Publié le 12 Jan 2018 par Augustin Roger MOMOKANA

 

Donald Trump nie avoir tenu des propos racistes, xénophobes, insultants, choquants à l’égard d’Haïti, de Salvador et des pays d’Afrique noire.

Le président des Etats-Unis Donald Trump, lors d’une réunion  avec des parlementaires à la Maison Blanche, au sujet de l’immigration a traité Haïti, Salvador et l’Afrique noire de « shithole countries », ce qui en français équivaut à « pays de merde ».

Selon des témoins dont les propos sont relayés par le Washington Post, il s’est demandé « pourquoi est-ce que toutes ces personnes issues de pays de merde viennent ici ».
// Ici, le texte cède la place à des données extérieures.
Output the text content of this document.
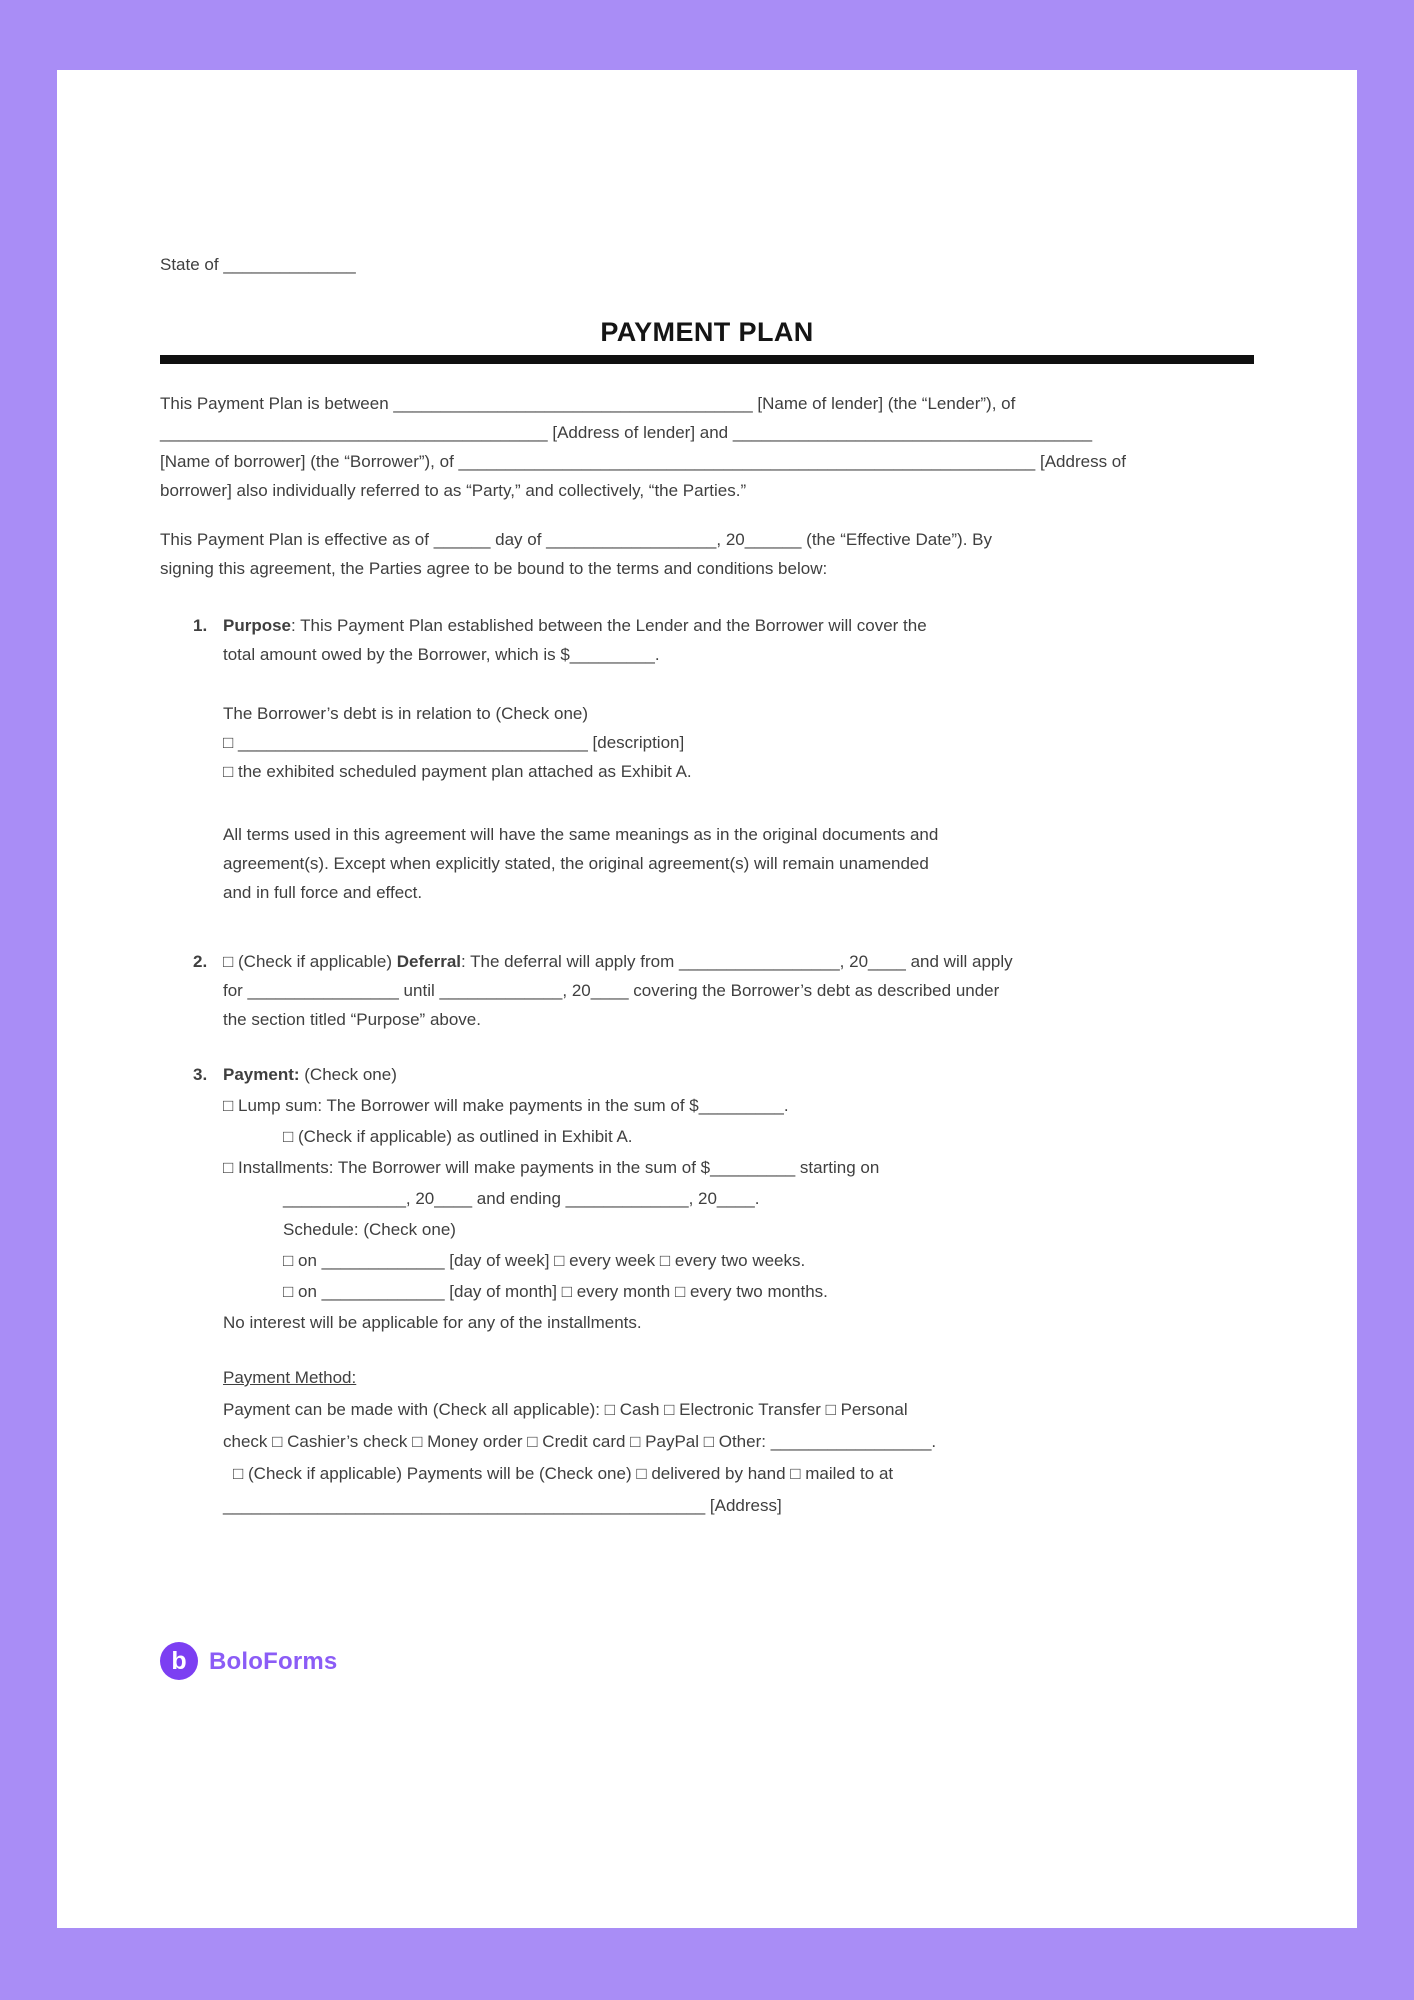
State of ______________
PAYMENT PLAN
This Payment Plan is between ______________________________________ [Name of lender] (the “Lender”), of
_________________________________________ [Address of lender] and ______________________________________
[Name of borrower] (the “Borrower”), of _____________________________________________________________ [Address of
borrower] also individually referred to as “Party,” and collectively, “the Parties.”
This Payment Plan is effective as of ______ day of __________________, 20______ (the “Effective Date”). By
signing this agreement, the Parties agree to be bound to the terms and conditions below:
1. Purpose: This Payment Plan established between the Lender and the Borrower will cover the
total amount owed by the Borrower, which is $_________.
The Borrower’s debt is in relation to (Check one)
□ _____________________________________ [description]
□ the exhibited scheduled payment plan attached as Exhibit A.
All terms used in this agreement will have the same meanings as in the original documents and
agreement(s). Except when explicitly stated, the original agreement(s) will remain unamended
and in full force and effect.
2. □ (Check if applicable) Deferral: The deferral will apply from _________________, 20____ and will apply
for ________________ until _____________, 20____ covering the Borrower’s debt as described under
the section titled “Purpose” above.
3. Payment: (Check one)
□ Lump sum: The Borrower will make payments in the sum of $_________.
□ (Check if applicable) as outlined in Exhibit A.
□ Installments: The Borrower will make payments in the sum of $_________ starting on
_____________, 20____ and ending _____________, 20____.
Schedule: (Check one)
□ on _____________ [day of week] □ every week □ every two weeks.
□ on _____________ [day of month] □ every month □ every two months.
No interest will be applicable for any of the installments.
Payment Method:
Payment can be made with (Check all applicable): □ Cash □ Electronic Transfer □ Personal
check □ Cashier’s check □ Money order □ Credit card □ PayPal □ Other: _________________.
□ (Check if applicable) Payments will be (Check one) □ delivered by hand □ mailed to at
___________________________________________________ [Address]
b BoloForms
Donald Trump n’a pas échappé à la grande punition. C’est la grande fessée. Les coups sont si violents que le  bon américain se trouve entrain de démentir ces propos. «Le langage que j’ai utilisé lors de la réunion était dur mais ce ne sont pas les mots utilisés», a affirmé le milliardaire reprit par plusieurs sources médiatiques.

C’est chose faite. Il devra en assumer les conséquences, lui dont le pays a été bâti par la sueur et le sang des enfants arrachés aux « pays de merde ». Mais pour tenter d’étouffer l’affaire, le président américain a signé vendredi une déclaration en l’honneur de Martin Luther King. Le héros noir  sera célébré lundi, jour décrété férié,  à travers les Etats-Unis, en hommage à son combat pour les droits civiques («le rêve d’égalité, de liberté, de justice et de paix»).

Le Ghanéen Edmond Prime Sarpong sur Facebook a promis à Donald Trump de l’amener un jour visiter le Ghana: «Le premier arrêt sera le château d’Osu, ensuite le château d’Elmina et puis les plus de quarante forts ayant servi à détenir environ30millions d’esclaves battus et emmenés en bateau [vers les Amériques, NDLR], serrés comme dans une boîte de sardines. Ensuite, je vous raconterai l’histoire de l’Afrique et comment des gens comme vous en… »

Pour sa Part, le président sénégalais Mackay Sall a vivement condamné les propos de Donald Trump. Ensuite, le Sénégal a convoqué l’ambassadeur des Usa à Dakar. Le Botswana a fait pareil. C’est pour leur signifier  leur «mécontentement ».

L’activiste Kemi Seba a quant à lui  traité le président Donald Trump de  « sanglier ».  Avant de se  féliciter, comme Benjamin Zébazé, de ce que « nos pays qu’il nomme, pays de merde, sauront se souvenir de ces propos, nous qui accueillons depuis trop longtemps vos bases militaires sans sourciller. Merci de permettre aux nombreux endormis, de se réveiller. »

L’Onu et l’Union africaine ont chacun, à son niveau, condamné les propos de « choquant », « honteux », et « racistes », pour le premier ;  de « blessants » pour le second.

C’était une sortie de trop. Une déclaration comme il en a l’habitude. Lui qui ne regarde les peuples lointains que d’un œil de pitié. Donald Trump n’est pourtant pas saint, comme semblent le témoigner des extraits d’un livre dont il est le héros. Il a comment trop de gaffes. Et c’est cela l’élégance américaine.